- Page 1JVC HAFX1X Xtreme Xplosives
- Page 2 Sound Quality and Value
Just as the JVC HAFX1X earphones dress to impress a certain audience with their design, their sound wants to make a big impact too. It does this by putting a big emphasis on treble and bass, relegating the mid-range and resulting in what’s often called a “v-shaped” or “scooped” sound.
If you’re attracted by the eye-catching XX, “Xtreme Xplosives” branding of these earphones, it’s likely you’ll be quite impressed by the bass response here. It’s deep and powerful for a budget IEM, and while also a bit flabby and ill-mannered, it doesn’t turn music into too thick a bassy fog.
The powerful low-end gives the JVC HAFX1X earphones that important sense of fun. Compared to the rival Ultimate Ears 200, they’re all-out good time earphones.
Performance elsewhere is less impressive. The top-end has almost as emphatic a presence as the bottom, but it tends towards sharpness and harshness more than alternatives like the popular, bassy Sennheiser CX300.
More problematic, though, is the neglected mid-range. It leaves vocals sounding flat and lacking in texture, with only the power of the treble left to paint the personality of singers’ voices.
The bass-led sound does a good job of making beat-based music sound exciting, making electronic kick drums pound convincingly. But, given more challenging material, it all starts to sound a little unnatural. A little skewed, a little hollow.

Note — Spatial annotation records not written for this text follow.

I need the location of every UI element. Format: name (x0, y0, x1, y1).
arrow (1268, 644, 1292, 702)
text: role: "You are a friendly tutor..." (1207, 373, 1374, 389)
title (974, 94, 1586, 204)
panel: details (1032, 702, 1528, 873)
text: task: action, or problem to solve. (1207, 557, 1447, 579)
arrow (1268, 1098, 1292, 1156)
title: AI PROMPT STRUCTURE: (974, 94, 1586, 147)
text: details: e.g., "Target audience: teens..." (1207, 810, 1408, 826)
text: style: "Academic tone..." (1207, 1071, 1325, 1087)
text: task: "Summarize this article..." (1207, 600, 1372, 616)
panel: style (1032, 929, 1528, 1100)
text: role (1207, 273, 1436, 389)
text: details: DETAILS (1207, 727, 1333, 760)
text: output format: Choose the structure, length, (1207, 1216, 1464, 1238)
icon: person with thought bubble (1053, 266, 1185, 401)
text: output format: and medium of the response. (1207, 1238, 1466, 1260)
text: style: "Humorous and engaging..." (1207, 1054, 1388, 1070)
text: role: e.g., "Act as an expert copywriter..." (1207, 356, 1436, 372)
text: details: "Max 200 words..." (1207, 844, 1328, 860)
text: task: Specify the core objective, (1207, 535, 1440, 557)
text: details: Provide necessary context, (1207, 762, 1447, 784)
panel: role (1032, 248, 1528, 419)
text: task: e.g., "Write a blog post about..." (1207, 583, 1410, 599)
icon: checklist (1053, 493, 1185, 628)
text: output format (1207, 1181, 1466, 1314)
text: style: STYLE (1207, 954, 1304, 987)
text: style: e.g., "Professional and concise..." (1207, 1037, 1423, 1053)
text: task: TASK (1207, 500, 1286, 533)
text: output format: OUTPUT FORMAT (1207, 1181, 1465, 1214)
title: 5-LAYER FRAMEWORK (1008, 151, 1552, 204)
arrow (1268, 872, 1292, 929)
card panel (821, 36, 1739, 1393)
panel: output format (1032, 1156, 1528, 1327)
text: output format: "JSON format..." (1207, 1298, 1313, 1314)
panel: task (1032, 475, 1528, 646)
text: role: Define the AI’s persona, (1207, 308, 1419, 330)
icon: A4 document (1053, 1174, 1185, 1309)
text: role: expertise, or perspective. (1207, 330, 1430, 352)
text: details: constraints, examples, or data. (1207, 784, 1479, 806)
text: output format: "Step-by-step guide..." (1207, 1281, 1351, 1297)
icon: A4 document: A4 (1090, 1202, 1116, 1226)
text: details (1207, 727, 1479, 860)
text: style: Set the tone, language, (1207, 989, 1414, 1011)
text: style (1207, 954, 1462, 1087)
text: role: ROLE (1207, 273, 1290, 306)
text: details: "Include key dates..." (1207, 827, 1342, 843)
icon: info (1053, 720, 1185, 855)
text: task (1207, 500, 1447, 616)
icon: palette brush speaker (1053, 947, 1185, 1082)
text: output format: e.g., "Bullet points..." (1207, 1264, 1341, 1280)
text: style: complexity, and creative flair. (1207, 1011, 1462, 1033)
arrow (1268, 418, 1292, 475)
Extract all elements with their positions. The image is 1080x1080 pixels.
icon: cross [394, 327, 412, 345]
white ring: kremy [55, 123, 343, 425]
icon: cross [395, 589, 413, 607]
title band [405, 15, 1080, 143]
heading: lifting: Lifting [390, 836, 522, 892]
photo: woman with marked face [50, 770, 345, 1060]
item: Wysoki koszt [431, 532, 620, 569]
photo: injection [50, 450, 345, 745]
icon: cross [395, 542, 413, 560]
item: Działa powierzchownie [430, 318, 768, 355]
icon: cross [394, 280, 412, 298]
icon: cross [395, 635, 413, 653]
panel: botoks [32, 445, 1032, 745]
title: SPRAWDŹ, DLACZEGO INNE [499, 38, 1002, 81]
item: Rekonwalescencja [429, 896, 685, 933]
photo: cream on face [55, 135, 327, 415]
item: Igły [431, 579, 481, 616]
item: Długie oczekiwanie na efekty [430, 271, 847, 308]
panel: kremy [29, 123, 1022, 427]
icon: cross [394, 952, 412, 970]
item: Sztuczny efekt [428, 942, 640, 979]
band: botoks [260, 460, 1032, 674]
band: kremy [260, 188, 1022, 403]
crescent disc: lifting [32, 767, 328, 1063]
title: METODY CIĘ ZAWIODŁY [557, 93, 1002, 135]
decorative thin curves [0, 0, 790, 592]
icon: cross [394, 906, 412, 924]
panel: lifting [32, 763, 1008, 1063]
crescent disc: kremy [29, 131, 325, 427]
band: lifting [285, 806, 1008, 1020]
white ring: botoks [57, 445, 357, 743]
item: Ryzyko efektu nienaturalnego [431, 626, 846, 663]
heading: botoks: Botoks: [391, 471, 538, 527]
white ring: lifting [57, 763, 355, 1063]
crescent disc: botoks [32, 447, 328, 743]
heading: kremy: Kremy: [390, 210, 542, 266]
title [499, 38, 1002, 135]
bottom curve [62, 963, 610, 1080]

Like someone trying a little too hard at a job interview or a film star with a few too many plastic surgeries under their belt, the JVC HAFX1X focus a little too much on making the right impression, where a slightly more relaxed approach would bring better results. However, these remain decent headphones at the price, and to get the step up to the next level from a respected name in audio, you will generally need to spend a little more.
If you can afford the extra, the SoundMagic E10 and Sennheiser CX 300-II are both significant upgrades, offering much more even sound balance while providing meaty bass response. Really can’t afford to leap above £20? The £15 Cresyn 415E offer a much more mature signature, with much tauter – if less voluminous – bass.
Available for under £20, the JVC HAFX1X are an obvious upgrade to freebie earphones, and from a distance they look a lot more expensive than they are too. If you’re out for the “Xtreme” bass advertised on their packaging, you’re unlikely to be disappointed by the beefy, deep bottom end, but other less try-hard pairs offer more natural, balanced sound.